Over the past century and a half, the hydrology of the Laguna de Santa Rosa watershed has been altered by a variety land use changes, including urbanization, agricultural development, draining and filling of wetlands, and channelization of streams. These changes have impacted the function of the Laguna and Mark West Creek and contributed to a range of contemporary management problems, including habitat degradation, impaired water quality, altered sediment dynamics, salmonid stranding, flooding, and trash accumulation. In the downstream portion of the watershed, major changes in the historical channel alignment of lower Mark West Creek have altered flow and sediment dynamics in both Mark West Creek and the Laguna.
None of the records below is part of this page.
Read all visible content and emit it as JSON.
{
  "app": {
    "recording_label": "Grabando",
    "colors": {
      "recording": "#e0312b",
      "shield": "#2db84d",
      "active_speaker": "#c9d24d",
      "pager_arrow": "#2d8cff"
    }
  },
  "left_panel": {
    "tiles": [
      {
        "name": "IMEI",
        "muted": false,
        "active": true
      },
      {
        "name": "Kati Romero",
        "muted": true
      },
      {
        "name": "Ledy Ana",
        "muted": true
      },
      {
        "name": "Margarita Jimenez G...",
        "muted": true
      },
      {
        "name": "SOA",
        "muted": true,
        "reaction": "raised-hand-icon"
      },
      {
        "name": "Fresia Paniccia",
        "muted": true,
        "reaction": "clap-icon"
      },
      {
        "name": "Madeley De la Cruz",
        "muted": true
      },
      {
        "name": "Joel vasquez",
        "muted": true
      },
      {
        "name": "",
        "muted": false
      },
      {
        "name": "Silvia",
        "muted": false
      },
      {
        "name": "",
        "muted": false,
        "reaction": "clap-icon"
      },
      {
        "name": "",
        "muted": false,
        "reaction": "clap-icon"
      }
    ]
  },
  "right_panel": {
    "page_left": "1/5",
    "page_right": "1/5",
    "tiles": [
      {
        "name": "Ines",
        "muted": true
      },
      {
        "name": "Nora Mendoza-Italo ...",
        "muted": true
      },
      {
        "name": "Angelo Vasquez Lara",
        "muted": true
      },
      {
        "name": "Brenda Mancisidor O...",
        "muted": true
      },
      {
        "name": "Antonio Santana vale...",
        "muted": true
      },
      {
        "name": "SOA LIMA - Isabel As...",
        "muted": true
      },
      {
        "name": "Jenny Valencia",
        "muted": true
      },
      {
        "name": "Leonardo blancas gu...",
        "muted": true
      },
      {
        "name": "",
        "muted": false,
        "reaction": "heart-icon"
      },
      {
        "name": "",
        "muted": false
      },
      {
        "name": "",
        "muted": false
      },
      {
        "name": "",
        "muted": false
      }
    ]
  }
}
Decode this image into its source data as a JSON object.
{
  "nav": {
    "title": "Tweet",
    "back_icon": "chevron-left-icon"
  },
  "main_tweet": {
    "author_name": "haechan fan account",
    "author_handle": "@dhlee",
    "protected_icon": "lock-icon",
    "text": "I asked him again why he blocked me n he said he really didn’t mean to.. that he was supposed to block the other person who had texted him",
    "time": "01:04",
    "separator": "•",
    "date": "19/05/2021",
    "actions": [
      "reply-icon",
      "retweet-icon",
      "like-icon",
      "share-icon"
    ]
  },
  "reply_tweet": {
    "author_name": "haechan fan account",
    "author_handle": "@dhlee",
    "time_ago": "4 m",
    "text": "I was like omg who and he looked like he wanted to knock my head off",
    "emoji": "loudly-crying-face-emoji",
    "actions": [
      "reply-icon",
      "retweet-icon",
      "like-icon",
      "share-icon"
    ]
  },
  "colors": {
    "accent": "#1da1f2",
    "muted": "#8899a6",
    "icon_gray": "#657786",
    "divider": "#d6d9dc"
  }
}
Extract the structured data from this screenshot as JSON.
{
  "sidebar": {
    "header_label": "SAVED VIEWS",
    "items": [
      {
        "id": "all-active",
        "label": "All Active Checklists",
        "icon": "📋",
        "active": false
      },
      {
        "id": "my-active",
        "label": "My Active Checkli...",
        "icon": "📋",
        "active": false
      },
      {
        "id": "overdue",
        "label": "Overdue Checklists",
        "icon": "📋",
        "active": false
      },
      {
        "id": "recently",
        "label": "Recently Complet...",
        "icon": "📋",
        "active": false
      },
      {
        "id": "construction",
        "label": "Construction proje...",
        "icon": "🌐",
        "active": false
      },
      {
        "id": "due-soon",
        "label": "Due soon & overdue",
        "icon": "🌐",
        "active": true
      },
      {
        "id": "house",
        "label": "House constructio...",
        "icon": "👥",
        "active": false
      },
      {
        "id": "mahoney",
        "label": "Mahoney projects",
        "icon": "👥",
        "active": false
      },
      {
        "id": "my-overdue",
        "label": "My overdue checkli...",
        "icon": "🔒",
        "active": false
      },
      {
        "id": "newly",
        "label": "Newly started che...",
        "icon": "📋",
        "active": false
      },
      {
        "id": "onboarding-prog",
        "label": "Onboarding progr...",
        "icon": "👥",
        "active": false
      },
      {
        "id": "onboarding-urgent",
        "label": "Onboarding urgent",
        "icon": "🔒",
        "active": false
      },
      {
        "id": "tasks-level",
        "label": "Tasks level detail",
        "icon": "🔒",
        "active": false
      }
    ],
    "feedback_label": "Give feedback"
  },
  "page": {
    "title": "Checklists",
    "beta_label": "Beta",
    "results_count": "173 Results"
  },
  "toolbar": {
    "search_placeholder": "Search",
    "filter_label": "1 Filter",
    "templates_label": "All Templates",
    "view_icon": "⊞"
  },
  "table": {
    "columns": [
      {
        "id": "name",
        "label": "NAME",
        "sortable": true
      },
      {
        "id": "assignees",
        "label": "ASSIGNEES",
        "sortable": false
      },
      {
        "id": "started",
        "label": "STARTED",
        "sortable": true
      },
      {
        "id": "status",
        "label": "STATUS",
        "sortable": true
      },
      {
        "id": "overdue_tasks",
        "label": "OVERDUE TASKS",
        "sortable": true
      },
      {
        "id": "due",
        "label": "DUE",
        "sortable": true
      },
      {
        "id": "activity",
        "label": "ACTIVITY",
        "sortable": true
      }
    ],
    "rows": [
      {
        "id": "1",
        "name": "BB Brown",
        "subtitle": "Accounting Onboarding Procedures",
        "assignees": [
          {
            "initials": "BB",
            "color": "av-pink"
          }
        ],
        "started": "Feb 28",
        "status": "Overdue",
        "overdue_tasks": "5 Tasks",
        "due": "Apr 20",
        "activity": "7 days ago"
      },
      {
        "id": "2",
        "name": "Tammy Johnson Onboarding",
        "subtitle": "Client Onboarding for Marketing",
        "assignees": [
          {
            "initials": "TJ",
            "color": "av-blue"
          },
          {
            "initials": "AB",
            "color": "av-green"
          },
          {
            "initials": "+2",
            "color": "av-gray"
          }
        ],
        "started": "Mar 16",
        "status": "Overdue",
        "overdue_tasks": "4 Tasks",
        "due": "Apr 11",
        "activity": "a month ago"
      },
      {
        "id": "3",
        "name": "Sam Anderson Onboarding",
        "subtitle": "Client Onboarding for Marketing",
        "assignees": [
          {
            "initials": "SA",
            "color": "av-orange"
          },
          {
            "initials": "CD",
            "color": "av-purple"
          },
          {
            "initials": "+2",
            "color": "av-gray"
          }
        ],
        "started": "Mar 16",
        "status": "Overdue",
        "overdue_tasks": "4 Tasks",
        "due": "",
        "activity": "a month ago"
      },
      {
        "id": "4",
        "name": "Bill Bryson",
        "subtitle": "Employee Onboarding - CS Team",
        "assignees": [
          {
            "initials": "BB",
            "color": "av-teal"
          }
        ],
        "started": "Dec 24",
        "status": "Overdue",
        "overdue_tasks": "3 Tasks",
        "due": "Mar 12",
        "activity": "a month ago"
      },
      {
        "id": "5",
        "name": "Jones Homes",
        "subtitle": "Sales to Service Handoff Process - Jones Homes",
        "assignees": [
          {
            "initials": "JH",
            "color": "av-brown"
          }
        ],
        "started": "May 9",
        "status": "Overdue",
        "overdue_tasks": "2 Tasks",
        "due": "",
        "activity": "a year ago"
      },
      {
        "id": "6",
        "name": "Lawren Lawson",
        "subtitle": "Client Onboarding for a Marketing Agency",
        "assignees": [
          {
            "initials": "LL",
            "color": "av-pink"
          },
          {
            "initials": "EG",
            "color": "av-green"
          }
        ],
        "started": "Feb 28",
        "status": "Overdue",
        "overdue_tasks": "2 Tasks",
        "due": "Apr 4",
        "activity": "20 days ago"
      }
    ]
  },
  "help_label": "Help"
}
This study reconstructed the historical channel alignment of lower Mark West Creek, lower Laguna de Santa Rosa, and surrounding tributaries during the mid-19th century, and documented major changes in channel alignment over the past 150 years. In the mid-19th century, lower Mark West Creek flowed
northwest across the Santa Rosa Plain to its confluence with the Laguna de Santa Rosa. Between the late-19th century and the mid-20th century, a series of diversions (possibly combined with natural course shifts) caused the channel to move progressively further to the south. Today, the Laguna-Mark West Creek confluence is located approximately two miles south of the historical confluence. Over this same period, portions of lower Laguna de Santa Rosa and many smaller tributaries were channelized.
The Laguna de Santa Rosa (Laguna) watershed spans 256 square miles and supports a unique complex of biologically diverse ecosystems. Containing the urban centers of Santa Rosa, Sebastopol, Cotati, Rohnert Park, and Windsor, the Laguna watershed encompasses one of the largest floodplains in California. Historically the Laguna watershed supported a diverse ecosystem consisting of oak savanna/vernal pool complexes, riparian forest, emergent and off channel wetlands, and open water.